Her conclusion is disputed by Craig Etcheson, a prominent researcher who served as chief of investigations in the tribunal’s Office of the Co-Prosecutors. He agreed that Mr. Samrin could provide valuable evidence, but in proving Nuon Chea’s culpability in crimes committed in the East Zone.
“Heng Samrin would have been a very important witness. He was privy to most of the inner workings of the East Zone, and some of the inner workings of the [Party] Center,” Mr. Etcheson said in an email.
“He could have provided direct testimony of Nuon Chea’s intimate role in a number of the regime’s policies, which are at the heart of the charges against him, including purges generally, the East Zone Massacre, the elimination of Buddhism, and the repression of the Khmer Republic personnel, among others,” he said.
Lawmakers rise to greet National Assembly President Heng Samrin at the opening of the December 2014 session of parliament. (Siv Channa/The Cambodia Daily)“He would also be able to drive a stake through the heart of the Nuon team’s principal argument, to wit, that Pol Pot was simply putting down rebellions inspired by Vietnam.”
Whether Mr. Samrin could offer evidence to support or refute the Nuon Chea defense can only be tested by an appearance in court, said Heather Ryan, a tribunal monitor for the Open Society Justice Initiative.
“The Nuon Chea defense team have made an extended, passionate and persuasive argument that Heng Samrin is a relevant, if not essential, witness to their theory of the defense,” Ms. Ryan said. “Whether this is in fact true and not just defense hyperbole can only be tested by actually hearing what he has to say.”
“Given the importance, scope and length of the Case 002 trials, it is hard to understand why the single most requested witness, one that is said to have unique and relevant information, cannot be called,” she said. “The failure to do so leaves questions about whether the full and complex story of the inner workings of the Khmer Rouge is being adequately addressed.”
Looming Shadow
National Assembly spokesman Leng Peng Long confirmed the tribunal had delivered a summons in 2009, but said that Mr. Samrin refused to accept it. He said he had no idea why Mr. Samrin rejected the summons and referred questions to the Assembly president’s personal cabinet. Keo Piseth, Mr. Samrin’s cabinet chief, declined to comment, as did CPP spokesman Suos Yara.

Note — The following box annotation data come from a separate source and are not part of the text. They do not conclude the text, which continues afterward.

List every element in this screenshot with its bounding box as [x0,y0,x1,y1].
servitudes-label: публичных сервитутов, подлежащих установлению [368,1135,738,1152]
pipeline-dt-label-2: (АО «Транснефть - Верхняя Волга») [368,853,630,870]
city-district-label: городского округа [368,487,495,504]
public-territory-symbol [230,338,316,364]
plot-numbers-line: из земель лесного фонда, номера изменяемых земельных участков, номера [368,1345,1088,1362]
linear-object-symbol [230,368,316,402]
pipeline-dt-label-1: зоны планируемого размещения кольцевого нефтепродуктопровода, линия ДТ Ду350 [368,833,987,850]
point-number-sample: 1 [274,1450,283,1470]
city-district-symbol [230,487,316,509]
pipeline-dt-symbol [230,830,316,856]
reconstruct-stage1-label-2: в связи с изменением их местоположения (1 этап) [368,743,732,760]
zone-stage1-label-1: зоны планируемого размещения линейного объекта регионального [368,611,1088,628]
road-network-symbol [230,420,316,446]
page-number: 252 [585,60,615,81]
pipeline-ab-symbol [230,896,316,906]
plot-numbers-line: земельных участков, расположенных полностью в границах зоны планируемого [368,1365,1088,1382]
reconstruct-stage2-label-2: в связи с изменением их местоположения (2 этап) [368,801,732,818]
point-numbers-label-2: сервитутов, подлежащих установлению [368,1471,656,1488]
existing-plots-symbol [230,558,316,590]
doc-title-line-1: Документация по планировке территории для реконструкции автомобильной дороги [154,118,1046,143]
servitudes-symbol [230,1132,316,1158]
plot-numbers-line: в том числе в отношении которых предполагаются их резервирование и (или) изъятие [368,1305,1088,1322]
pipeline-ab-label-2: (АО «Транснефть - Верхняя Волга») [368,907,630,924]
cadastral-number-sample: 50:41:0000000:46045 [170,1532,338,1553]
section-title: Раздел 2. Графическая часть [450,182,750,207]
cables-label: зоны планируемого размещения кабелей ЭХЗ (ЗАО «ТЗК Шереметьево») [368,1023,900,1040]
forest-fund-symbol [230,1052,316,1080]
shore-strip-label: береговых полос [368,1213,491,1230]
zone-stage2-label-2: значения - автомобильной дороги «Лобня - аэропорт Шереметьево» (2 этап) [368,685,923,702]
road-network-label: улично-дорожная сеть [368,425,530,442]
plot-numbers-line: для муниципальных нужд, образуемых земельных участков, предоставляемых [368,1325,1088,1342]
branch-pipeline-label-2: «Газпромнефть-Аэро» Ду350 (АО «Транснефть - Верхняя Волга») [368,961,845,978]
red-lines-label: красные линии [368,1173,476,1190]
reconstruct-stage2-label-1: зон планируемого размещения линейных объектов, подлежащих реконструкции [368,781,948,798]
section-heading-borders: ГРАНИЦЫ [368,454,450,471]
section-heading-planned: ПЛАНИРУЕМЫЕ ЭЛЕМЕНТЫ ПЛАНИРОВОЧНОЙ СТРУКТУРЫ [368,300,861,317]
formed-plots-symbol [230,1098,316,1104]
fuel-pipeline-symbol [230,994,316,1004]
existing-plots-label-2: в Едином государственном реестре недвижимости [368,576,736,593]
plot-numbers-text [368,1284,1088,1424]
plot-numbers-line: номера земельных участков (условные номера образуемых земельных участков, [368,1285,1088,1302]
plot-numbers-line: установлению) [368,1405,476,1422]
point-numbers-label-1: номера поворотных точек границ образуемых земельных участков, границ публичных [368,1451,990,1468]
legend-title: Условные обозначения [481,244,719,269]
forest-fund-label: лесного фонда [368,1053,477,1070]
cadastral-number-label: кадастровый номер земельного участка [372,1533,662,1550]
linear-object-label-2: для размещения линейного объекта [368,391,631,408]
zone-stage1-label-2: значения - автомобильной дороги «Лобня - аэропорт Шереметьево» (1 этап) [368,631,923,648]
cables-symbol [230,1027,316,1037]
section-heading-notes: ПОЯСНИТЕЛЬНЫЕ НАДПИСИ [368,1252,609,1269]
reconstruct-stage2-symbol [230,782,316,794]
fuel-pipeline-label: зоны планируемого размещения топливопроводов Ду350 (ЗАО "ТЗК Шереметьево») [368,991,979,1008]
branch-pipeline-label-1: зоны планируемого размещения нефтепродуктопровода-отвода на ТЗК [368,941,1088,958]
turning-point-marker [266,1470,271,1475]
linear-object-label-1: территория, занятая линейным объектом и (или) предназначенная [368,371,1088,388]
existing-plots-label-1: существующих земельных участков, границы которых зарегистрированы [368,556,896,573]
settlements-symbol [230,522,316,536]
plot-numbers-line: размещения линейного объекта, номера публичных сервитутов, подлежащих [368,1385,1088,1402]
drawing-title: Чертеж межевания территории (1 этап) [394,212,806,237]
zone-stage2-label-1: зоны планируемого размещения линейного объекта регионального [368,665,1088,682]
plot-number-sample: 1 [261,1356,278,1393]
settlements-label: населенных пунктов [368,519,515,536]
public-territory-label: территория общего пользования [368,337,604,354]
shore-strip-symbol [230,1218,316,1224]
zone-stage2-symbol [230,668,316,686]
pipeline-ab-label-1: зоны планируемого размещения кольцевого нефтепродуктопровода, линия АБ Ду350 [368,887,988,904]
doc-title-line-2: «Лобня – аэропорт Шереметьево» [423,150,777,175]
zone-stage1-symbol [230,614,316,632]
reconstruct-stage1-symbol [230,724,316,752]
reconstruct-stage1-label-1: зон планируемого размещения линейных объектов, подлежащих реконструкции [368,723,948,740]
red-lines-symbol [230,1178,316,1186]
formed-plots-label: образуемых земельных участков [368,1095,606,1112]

David Chandler, a prominent historian on Cambodia, said the looming shadow of Mr. Hun Sen and his ruling party over the court meant no top government official would ever appear on the stand.
“I don’t think any high ranking Cambodian officials were ever going to testify,” he said in an email. The CPP sees the tribunal—officially called the Extraordinary Chambers in the Courts of Cambodia (ECCC)—as a “foreign invention and a semi-colonial intrusion,” he added.
“In an ideal world, Heng Samrin would be interesting as a senior Eastern Zone commander in the years 1977-8, but he will never testify,” he said. “Hun Sen set the parameters for the ECCC long ago (whatever the U.N. thinks), and he runs the country.”